An Administration that thrives on exploiting American fears would find the swimming immensely pleasurable in the aftermath of a serious terror attack on American soil. The fact that Trump and his cronies have such little regard for Constitutional constraints on their power to begin with suggests that they would make every attempt possible to subvert those constraints given the opportunity provided by terrorism. And if such an attack never comes, there are other ways of ginning up Americans’ support, most notably by starting a war.
The clearest and most obvious example of this was the atrocious and obsequious conduct of the US media as well as both political parties—but most notably the Democrats, in the wake of the September 11th attacks.
After 9/11, Democrats and the mainstream news media, harking back to the national unity that prevailed after Pearl Harbor, demonstrated their patriotism by supporting their president almost unquestioningly. That choice allowed Bush to escape scrutiny for policies that may have helped enable the attacks to happen.
Whie 9/11 occurred in a somewhat different era, the right wing media noise machine was not nearly as sophisticated, nor its audience as domesticated, as they are today. Today a large segment of the public has willfully walled itself off from facts, preferring to be told what is right or wrong exclusively by the likes of Breitbart and whatever makes it into their heavily-filtered Facebook newsfeed.
Chait argues that the way to prevent this same, knee-jerk reaction from happening again under Trump is for the responsible media, and the American people, to refuse to accept the assumption in the first place—to refuse to kowtow and accept what comes out of this Administration’s communication organs in the event of such an attack, or war—as worthy of consideration, given its amply-demonstrated horrendous incompetence, enthusiasm for wholesale lying and general venality:
The ability of a president to gain popularity by launching (or suffering) an attack is not a law of nature. It reflects, in part, choices — by the opposition to withhold criticism and by the news media to accept the administration’s framing of the facts at face value. A chaotic, still-understaffed administration led by a novice commander-in-chief who has alienated American allies deserves no benefit of the doubt. Everything from Trump’s incompetent management of the Department of Energy, which safeguards nuclear materials, to the now-skeletal State Department, to his blustering international profile has exposed the country to an elevated risk of a mass tragedy.
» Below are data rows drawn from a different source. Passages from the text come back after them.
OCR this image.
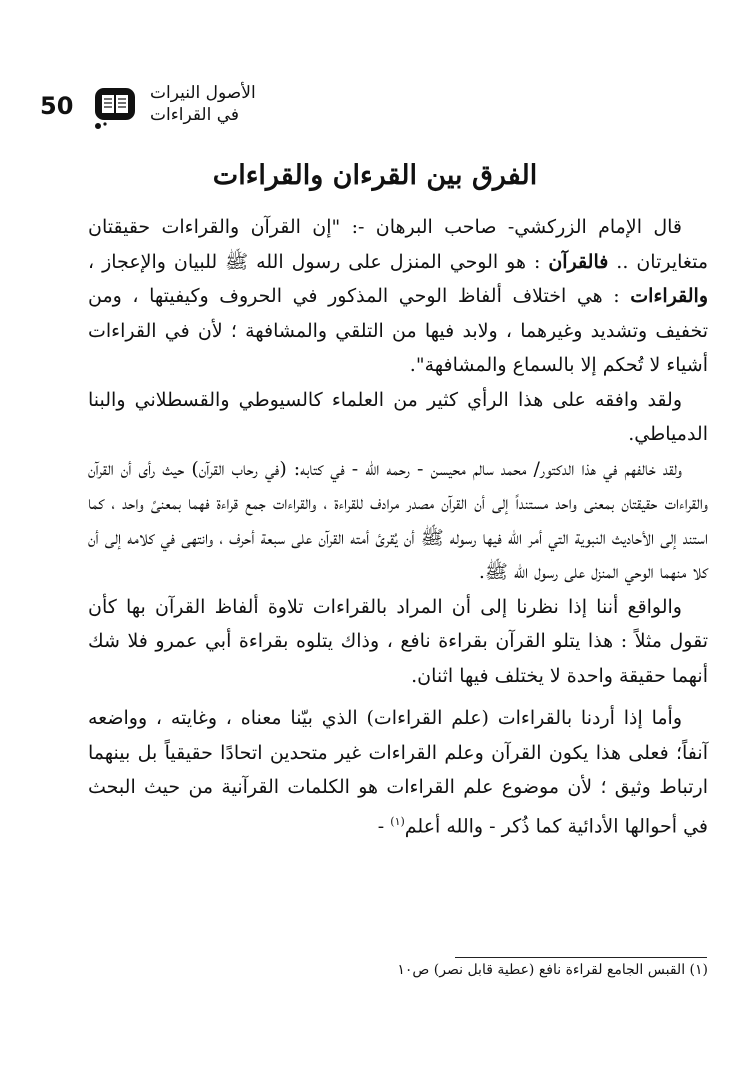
50	الأصول النيرات
في القراءات
الفرق بين القرءان والقراءات

قال الإمام الزركشي- صاحب البرهان -: "إن القرآن والقراءات حقيقتان متغايرتان .. فالقرآن : هو الوحي المنزل على رسول الله ﷺ للبيان والإعجاز ، والقراءات : هي اختلاف ألفاظ الوحي المذكور في الحروف وكيفيتها ، ومن تخفيف وتشديد وغيرهما ، ولابد فيها من التلقي والمشافهة ؛ لأن في القراءات أشياء لا تُحكم إلا بالسماع والمشافهة".

ولقد وافقه على هذا الرأي كثير من العلماء كالسيوطي والقسطلاني والبنا الدمياطي.

ولقد خالفهم في هذا الدكتور/ محمد سالم محيسن - رحمه الله - في كتابه: (في رحاب القرآن) حيث رأى أن القرآن والقراءات حقيقتان بمعنى واحد مستنداً إلى أن القرآن مصدر مرادف للقراءة ، والقراءات جمع قراءة فهما بمعنىً واحد ، كما استند إلى الأحاديث النبوية التي أمر الله فيها رسوله ﷺ أن يُقرئ أمته القرآن على سبعة أحرف ، وانتهى في كلامه إلى أن كلا منهما الوحي المنزل على رسول الله ﷺ.

والواقع أننا إذا نظرنا إلى أن المراد بالقراءات تلاوة ألفاظ القرآن بها كأن تقول مثلاً : هذا يتلو القرآن بقراءة نافع ، وذاك يتلوه بقراءة أبي عمرو فلا شك أنهما حقيقة واحدة لا يختلف فيها اثنان.

وأما إذا أردنا بالقراءات (علم القراءات) الذي بيّنا معناه ، وغايته ، وواضعه آنفاً؛ فعلى هذا يكون القرآن وعلم القراءات غير متحدين اتحادًا حقيقياً بل بينهما ارتباط وثيق ؛ لأن موضوع علم القراءات هو الكلمات القرآنية من حيث البحث في أحوالها الأدائية كما ذُكر - والله أعلم$^{(١)}$ -

(١) القبس الجامع لقراءة نافع (عطية قابل نصر) ص١٠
A long-term task of the opposition is to prevent the crumbling presidency from transmuting that weakness into strength.
When the event occurs—and it will very likely occur, in some fashion or another—the key will be not to fall into the trap of rallying behind a demonstrably incompetent Administration, but instead to oppose and resist any attempt by Trump to usurp power or defy the Constitution, both of which he has shown himself more than willing to do. This means holding Trump and his cronies–and holding the media–to account for every word they utter, and every action they propose.